From the Guidelines
Hypocortisolism, or low cortisol levels, can have severe implications on a patient's health, including increased risk of adrenal crisis, hypotension, and electrolyte imbalances, and therefore, prompt diagnosis and treatment are crucial. The diagnosis of primary adrenal insufficiency (PAI) should be considered in all patients presenting with unexplained collapse, hypotension, vomiting, or diarrhea, as stated in the consensus statement on the diagnosis, treatment, and follow-up of patients with PAI 1.

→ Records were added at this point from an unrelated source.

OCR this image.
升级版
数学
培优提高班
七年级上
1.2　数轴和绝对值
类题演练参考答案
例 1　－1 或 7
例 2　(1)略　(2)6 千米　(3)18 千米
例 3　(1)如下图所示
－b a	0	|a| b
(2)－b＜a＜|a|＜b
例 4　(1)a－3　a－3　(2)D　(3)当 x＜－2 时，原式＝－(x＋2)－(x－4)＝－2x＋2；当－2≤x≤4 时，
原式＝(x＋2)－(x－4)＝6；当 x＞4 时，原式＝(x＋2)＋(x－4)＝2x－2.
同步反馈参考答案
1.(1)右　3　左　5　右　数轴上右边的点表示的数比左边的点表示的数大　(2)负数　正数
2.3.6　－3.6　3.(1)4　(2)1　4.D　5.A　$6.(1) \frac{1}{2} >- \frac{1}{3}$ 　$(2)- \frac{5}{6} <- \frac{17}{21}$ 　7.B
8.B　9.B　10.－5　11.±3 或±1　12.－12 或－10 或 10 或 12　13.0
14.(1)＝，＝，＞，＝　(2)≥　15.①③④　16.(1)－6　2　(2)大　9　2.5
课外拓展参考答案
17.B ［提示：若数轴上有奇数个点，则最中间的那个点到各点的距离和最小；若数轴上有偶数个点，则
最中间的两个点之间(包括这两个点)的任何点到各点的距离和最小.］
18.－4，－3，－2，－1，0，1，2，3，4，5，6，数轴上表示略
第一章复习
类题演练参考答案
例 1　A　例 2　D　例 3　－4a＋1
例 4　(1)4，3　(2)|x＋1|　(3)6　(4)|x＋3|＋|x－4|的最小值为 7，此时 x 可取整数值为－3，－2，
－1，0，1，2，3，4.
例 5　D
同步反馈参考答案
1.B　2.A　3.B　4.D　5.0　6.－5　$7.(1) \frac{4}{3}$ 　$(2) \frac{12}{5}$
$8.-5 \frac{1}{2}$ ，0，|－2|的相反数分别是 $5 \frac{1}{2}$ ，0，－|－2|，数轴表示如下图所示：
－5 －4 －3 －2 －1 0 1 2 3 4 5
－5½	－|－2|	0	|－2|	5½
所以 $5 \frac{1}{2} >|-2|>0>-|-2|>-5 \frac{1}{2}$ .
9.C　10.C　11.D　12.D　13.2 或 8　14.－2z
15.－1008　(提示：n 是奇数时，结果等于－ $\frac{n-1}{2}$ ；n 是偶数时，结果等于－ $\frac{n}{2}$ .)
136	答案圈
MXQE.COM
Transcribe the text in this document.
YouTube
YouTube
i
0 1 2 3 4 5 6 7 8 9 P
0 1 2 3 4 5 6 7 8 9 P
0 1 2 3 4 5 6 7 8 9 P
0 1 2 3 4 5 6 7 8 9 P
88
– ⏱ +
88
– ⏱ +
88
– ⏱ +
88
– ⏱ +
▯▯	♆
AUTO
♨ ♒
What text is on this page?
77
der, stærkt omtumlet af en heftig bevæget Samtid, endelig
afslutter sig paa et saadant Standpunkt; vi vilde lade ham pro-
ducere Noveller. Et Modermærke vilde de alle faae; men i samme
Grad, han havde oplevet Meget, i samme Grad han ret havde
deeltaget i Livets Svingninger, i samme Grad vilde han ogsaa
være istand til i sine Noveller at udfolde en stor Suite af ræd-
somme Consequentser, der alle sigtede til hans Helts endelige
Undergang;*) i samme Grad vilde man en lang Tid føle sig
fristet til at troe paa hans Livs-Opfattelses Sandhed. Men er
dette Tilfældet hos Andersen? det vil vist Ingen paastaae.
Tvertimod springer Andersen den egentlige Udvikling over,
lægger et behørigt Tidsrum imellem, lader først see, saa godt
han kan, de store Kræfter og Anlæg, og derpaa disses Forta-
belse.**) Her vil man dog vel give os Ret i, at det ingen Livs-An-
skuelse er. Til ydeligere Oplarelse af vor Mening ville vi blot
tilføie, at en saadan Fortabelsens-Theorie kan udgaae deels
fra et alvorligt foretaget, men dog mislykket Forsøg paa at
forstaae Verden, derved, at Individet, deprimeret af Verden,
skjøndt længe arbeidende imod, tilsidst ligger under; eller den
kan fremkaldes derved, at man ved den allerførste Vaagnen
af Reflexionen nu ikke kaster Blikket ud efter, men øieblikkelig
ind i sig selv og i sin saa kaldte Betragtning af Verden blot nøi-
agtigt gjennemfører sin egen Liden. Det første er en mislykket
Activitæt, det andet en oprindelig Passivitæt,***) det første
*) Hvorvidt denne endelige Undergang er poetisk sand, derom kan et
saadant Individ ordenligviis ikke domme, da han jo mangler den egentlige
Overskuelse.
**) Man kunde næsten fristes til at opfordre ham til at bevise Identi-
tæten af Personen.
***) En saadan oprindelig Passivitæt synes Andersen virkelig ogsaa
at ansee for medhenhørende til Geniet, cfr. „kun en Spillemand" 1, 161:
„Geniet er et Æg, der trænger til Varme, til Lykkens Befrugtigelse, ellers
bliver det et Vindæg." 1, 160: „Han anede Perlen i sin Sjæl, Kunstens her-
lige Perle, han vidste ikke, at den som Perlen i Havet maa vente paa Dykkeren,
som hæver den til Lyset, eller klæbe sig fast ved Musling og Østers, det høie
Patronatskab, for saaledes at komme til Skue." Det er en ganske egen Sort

Key Implications of Hypocortisolism
- Increased risk of adrenal crisis, which can be life-threatening if not treated promptly 1
- Hypotension, which can lead to dizziness, fainting, and decreased organ perfusion 1
- Electrolyte imbalances, including hyponatremia and hyperkalemia, which can affect cardiac and muscular function 1
- Increased risk of infections, as cortisol plays a role in immune function regulation 1
Diagnosis and Treatment
- The diagnostic test for primary PAI should be paired measurement of serum cortisol and plasma ACTH, with a synacthen-stimulated peak serum cortisol <500 nmol L-1 being diagnostic of PAI 1
- Treatment of suspected acute adrenal insufficiency should never be delayed by diagnostic procedures, and patients should receive immediate treatment with intravenous or intramuscular hydrocortisone 1
- Patients with PAI should take 15-25 mg of hydrocortisone daily in split doses, with the first dose immediately after waking and the last dose not less than 6 hours before bedtime 1
Management and Follow-up
- Patients with PAI should wear Medic Alert identification jewelry and carry a steroid/alert card, and receive sufficient education to manage daily medications and situations of minor to moderate concurrent illnesses 1
- Patients should be reviewed at least annually, with assessment of health and well-being, measurement of weight, blood pressure, and serum electrolytes, and occasional monitoring for the development of new autoimmune disorders 1
From the Research
Implications of Hypocortisolism
The implications of hypocortisolism, or low cortisol levels, can be significant and far-reaching. Some of the key implications include:
- Increased risk of adrenal crisis, a life-threatening condition that requires immediate medical attention 2
- Reduced quality of life, with patients experiencing fatigue, weakness, and other symptoms 3, 4
- Increased morbidity and mortality, with studies suggesting that patients with adrenal insufficiency have a reduced life expectancy 4
- Altered stress reactivity, with some individuals displaying attenuated cortisol responses to daily-life stressors 5
- Potential for Cushing-like symptoms or adrenal crisis due to over- or under-treatment with glucocorticoid replacement therapy 4
Clinical Presentation
The clinical presentation of hypocortisolism can vary, but may include:
- Typical symptoms such as fatigue, weakness, and weight loss
- Subclinical presentation with impaired general health status and/or hyponatremia 2
- Morning serum cortisol levels that are below normal, with a mean basal morning serum cortisol of < 110 nmol/L suggesting adrenal insufficiency 6
Diagnosis and Treatment
Diagnosis of hypocortisolism typically involves measurement of morning serum cortisol levels, as well as other tests such as the short ACTH test 6. Treatment usually involves glucocorticoid replacement therapy, with the goal of normalizing cortisol levels and improving quality of life 3, 4. However, treatment can be complex and requires careful management to avoid over- or under-treatment 4.